The multispectral imaging system has the capability to use six wavelength images and solve for two additional parameters. In future studies, when the 900- and 1000-nm images are used, one must account for the absorption of water and lipids in the model and consider their volumes as variables. For this research, t was considered to be 0.06 mm based on previous research.21 The value of Vmel was considered constant for each subject based on the range published by Jacques for different skin types.20 Performing a best-fit analysis of this set of equations allows us to solve for oxygenated hemoglobin and tissue blood volume.
The spatial map of oxygenated hemoglobin obtained from this analysis presents the fraction of blood in a given volume of tissue that is oxygenated. The values can range from zero to one. For example, a value of 0.80 means that the blood in a specific area of tissue is 80% oxygenated. Similarly, the spatial map of blood volume shows the fraction of blood in the tissue sampling volume (it can also vary between zero and one). For example, a value of 0.05 means that the sampled volume of tissue contains 5% blood.
2.4 Laser Doppler Imaging (LDI)
This study combines multispectral imaging and laser Doppler imaging (LDI) to determine changes in blood volume, oxygenation state, and blood velocity of the microvasculature. Using both imaging modalities provides a detailed analysis of tissue function that can be assessed as a possible predictive tool for the outcome and individualization of therapeutic strategies. LDI enables noninvasive analysis of blood flow patterns in skin up to an approximate depth of 1 mm. We used a dual-wavelength (MoorLDI, Moor Instrument, Inc., United Kingdom) imager for simultaneous scanning at two wavelengths, 690 nm (visible red) and 780 nm (NIR) with spatial resolution of approximately 100 μm for assessing blood flow from differing microvascular beds.22 LDI produces a two-dimensional image of tissue blood perfusion by scanning a low-power solid-state laser beam (5-mW helium-neon) over the tissue of interest.
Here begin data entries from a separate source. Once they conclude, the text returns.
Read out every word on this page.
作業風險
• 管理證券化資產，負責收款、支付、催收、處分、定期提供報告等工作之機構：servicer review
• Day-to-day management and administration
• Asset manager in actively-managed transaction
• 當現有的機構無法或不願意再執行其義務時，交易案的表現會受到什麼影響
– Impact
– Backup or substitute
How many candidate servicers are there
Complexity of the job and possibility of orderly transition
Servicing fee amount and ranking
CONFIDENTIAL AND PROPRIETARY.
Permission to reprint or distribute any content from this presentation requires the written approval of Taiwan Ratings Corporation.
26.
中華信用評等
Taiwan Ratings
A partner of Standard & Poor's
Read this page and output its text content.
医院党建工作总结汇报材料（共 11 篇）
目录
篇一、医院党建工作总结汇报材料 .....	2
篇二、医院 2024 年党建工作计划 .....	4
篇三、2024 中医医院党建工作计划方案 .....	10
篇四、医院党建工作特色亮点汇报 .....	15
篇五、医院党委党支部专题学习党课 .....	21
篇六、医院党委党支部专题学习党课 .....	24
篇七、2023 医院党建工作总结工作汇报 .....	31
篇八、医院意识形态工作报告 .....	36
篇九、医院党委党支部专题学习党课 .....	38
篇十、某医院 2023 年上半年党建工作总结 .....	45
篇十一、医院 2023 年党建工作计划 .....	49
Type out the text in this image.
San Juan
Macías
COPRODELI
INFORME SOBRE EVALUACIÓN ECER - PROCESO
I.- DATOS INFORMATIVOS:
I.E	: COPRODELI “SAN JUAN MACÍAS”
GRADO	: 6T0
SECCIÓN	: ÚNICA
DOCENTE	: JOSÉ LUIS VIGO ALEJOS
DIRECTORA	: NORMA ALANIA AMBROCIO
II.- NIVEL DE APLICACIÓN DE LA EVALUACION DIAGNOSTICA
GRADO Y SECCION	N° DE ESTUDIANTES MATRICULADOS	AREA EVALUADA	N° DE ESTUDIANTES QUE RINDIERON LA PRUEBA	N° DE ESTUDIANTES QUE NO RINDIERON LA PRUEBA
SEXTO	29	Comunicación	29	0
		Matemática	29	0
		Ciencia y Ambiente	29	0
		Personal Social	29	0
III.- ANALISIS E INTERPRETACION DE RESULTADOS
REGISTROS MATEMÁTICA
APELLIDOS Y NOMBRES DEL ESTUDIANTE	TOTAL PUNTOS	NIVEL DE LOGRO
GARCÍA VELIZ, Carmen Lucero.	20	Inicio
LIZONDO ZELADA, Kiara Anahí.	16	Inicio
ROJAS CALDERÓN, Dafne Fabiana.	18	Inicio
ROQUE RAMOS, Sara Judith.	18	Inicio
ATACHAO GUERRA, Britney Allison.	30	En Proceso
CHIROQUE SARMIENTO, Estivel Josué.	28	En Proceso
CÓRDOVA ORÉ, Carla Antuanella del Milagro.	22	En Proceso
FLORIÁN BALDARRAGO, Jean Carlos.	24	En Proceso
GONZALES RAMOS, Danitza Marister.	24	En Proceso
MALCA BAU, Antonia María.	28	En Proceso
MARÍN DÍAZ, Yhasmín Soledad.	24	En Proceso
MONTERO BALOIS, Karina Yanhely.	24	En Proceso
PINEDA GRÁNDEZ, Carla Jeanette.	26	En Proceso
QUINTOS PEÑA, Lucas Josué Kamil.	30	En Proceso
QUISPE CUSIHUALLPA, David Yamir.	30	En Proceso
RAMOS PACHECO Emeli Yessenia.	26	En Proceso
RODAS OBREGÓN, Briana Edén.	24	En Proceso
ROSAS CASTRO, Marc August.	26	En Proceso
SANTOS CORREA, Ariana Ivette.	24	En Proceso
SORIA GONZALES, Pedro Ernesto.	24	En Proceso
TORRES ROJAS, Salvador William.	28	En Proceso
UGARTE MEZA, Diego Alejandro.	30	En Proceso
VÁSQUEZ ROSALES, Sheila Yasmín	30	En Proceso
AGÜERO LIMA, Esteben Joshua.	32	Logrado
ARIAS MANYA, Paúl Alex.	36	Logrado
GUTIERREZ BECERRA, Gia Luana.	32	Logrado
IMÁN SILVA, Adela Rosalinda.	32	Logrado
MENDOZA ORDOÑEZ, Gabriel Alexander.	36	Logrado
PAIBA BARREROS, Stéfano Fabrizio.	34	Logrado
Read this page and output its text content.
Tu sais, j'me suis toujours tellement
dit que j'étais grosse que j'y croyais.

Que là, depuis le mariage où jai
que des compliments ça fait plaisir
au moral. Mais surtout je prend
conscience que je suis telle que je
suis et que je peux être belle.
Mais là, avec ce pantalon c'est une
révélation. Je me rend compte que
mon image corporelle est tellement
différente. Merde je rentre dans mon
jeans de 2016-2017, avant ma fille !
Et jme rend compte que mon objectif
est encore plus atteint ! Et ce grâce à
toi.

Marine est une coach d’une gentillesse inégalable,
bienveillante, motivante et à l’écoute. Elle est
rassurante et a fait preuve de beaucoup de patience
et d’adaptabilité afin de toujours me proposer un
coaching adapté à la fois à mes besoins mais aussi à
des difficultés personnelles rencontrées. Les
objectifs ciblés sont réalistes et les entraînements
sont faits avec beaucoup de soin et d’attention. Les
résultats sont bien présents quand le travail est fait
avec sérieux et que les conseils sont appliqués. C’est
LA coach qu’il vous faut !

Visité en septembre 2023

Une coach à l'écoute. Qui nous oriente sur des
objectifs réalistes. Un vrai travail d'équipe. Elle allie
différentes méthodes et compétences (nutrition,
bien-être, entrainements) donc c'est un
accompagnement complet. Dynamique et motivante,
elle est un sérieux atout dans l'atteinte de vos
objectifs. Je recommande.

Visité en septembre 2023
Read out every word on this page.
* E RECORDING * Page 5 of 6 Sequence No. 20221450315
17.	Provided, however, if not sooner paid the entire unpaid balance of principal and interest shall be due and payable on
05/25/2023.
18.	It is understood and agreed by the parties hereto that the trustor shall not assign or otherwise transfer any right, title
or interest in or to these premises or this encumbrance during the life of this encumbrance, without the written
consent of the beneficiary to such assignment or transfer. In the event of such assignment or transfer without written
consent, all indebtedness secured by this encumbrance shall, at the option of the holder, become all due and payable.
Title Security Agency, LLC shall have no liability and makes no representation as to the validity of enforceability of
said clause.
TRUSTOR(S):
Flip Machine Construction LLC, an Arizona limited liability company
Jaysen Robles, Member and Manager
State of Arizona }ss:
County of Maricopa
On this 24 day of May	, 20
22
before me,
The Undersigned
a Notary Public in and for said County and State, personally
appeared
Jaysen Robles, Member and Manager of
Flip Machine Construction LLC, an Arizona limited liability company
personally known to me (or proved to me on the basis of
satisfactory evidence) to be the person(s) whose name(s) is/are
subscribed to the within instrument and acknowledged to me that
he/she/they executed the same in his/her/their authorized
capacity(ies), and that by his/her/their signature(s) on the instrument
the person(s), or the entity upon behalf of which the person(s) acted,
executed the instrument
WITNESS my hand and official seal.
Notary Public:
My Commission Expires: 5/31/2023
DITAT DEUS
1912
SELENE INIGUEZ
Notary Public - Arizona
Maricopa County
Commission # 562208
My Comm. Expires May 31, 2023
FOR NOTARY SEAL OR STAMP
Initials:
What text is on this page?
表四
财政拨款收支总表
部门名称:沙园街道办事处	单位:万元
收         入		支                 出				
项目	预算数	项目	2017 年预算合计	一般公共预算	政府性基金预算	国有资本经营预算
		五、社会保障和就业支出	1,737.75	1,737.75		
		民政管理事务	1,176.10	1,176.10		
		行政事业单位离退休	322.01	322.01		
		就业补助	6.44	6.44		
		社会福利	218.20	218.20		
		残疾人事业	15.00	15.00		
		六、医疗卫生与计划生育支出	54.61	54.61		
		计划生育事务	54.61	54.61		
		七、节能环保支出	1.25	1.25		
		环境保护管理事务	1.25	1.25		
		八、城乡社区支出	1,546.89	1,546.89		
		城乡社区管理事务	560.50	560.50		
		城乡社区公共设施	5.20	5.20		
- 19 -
The light is scattered by moving red blood cells, and LDI measures the Doppler shift due to this movement. The output of LDI commonly used to describe blood flow measurement is “flux”: a quantity proportional to the product of the average speed of the blood cells (often referred to a blood velocity) and their number concentration (referred to as blood volume). LDI more directly measures the blood perfusion of small blood vessels in tissue, which generally increases as the blood supply increases during angiogenesis.23,24
3 Results and Discussion
3.1 Normal Subjects
To quantify possible changes in physiological parameters due to disease presence/progression, a preliminary study of healthy subjects is required. A clinical protocol was approved by the institutional review board of the National Institute of Child Health and Human Development to study healthy tissue, and all subjects gave informed consent. Twelve healthy subjects were studied during the following experiments. One of the first experiments we conducted compared a similar area on both arms of the same healthy subject (Figs. 4 and 5). The first column of both figures shows two 700-nm images collected from the multispectral imaging system of the left and right forearm of the same subject. The second and third columns show the reconstructed images presenting the fractions of Voxy and Vblood, respectively, of similar areas on the left and right forearm of one subject. Observed values of oxygenated hemoglobin in both figures are lower than 0.6, corresponding to blood oxygenation below 60%. Similarly, values of blood volume are lower than 0.2, corresponding to blood of less than 20% per sampling volume. Both figures shows an average value of 0.07 for the background skin blood volume, meaning that each tissue sampling volume contains an average of 7% blood, which is close to agreement with the range given by Jacques of 0.2–5%.20 Interestingly, a higher blood volume was observed in the vasculature compared to the surrounding tissue. The blood vessels detected by this technique are veins and arteries. Also, a higher percentage of HbO2 appears in the vasculature compared to the surrounding tissue, showing an average of approximately 47% oxygenated hemoglobin in the sampled tissue volume. The images also show consistent percentages of oxygenated hemoglobin and volume of blood in the vasculature and surrounding tissue on both arms.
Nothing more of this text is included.